In a grosely over simplified way (I can hear the roar of the flames already 😉 what he appears to be saying harks back to Wave-v-Particle argument and that on the Wave side there is no local for particles that are in some way connected.

What is not clear is how the connection between all similar particals in the universe was established (except perhaps at the time of the Big Bang).

Now the little I did on quantum mechanics was taught to me when Brian Cox was probably first getting to grips with Carl Sagan’s more popular ideas, and thus can be considered a little prehistoric compared to modern QM ideas.

That said however when describing the wave effect of the double slit experiment he mentioned Richard Feynman and his thoughts and work relating to it and yes from what I remember Feynman likewise argued against local effects.

Now IF (and some consider it a big if) Feynman, Cox and Forshaw are correct in their view then yes I can see why the security of Quantum Crypto can be viewed as standing on shaky ground and likewise why Quantum Crypto won’t be of as much use as some would hope.

Look at it this way if every electron can and does effect all other electrons in the universe because they are in effect connected (likewise other Qbit candidates). Even if the effect is two small to measure individualy it will generate a tiny part of the overal signal that is effectivly random and thus equivalent to a noise barrier, beyond which you cannot go in a finite time. Thus whilst Quantum Computing will calculate the result you want, it will be buried in the noise, and to get it out you will have to perform one of a number of statistical actions that all require you to repeate the calculation over and over or have multiple parallel computers (but…). Either way the result only improves with the square root of the number of computations…

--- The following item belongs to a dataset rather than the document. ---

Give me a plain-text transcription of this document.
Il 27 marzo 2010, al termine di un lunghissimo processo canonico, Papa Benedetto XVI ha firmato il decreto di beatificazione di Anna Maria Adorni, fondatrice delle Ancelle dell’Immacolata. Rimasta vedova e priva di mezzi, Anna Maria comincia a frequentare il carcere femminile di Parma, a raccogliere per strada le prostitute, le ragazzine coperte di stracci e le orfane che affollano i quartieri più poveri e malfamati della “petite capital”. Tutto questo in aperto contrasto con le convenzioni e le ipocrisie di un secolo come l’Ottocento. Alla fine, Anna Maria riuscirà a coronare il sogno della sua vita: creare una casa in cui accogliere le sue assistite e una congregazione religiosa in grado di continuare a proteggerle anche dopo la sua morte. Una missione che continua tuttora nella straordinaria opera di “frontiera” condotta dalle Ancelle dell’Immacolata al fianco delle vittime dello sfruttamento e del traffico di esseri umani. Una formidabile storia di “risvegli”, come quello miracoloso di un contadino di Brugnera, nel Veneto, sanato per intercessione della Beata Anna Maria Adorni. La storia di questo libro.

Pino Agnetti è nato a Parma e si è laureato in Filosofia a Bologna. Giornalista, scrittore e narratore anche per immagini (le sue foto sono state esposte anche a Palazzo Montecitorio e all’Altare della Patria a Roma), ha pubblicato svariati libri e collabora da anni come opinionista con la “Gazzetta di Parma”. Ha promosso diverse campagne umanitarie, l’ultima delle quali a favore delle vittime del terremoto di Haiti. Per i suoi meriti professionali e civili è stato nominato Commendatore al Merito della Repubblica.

Oddly we know this from other analog computers where even with the best circuit design you were very very lucky to get results reliable to one part in a million.

It looks like I’m going to have to get the Cox and Forshaw book and dig out my old Feynman texts and have a thoughtful read.

Danishcrows February 13, 2013 2:36 AM

@Gweihir

Quantum computing is emphatically not basically analog computation. People have been promising an impossibility proof of quantum computing based on analog computing results since the 1990s, but not one has appeared, and the reason they haven’t appeared is due to two uniquely quantum phenomena – entanglement and the measurement postulate. These allow the development of fault-tolerant techniques and the establishment of the threshold theorem.

Knill’s paper Quantum computing with realistically noisy devices shows that (in your language) a 7-bit resolution would be sufficient.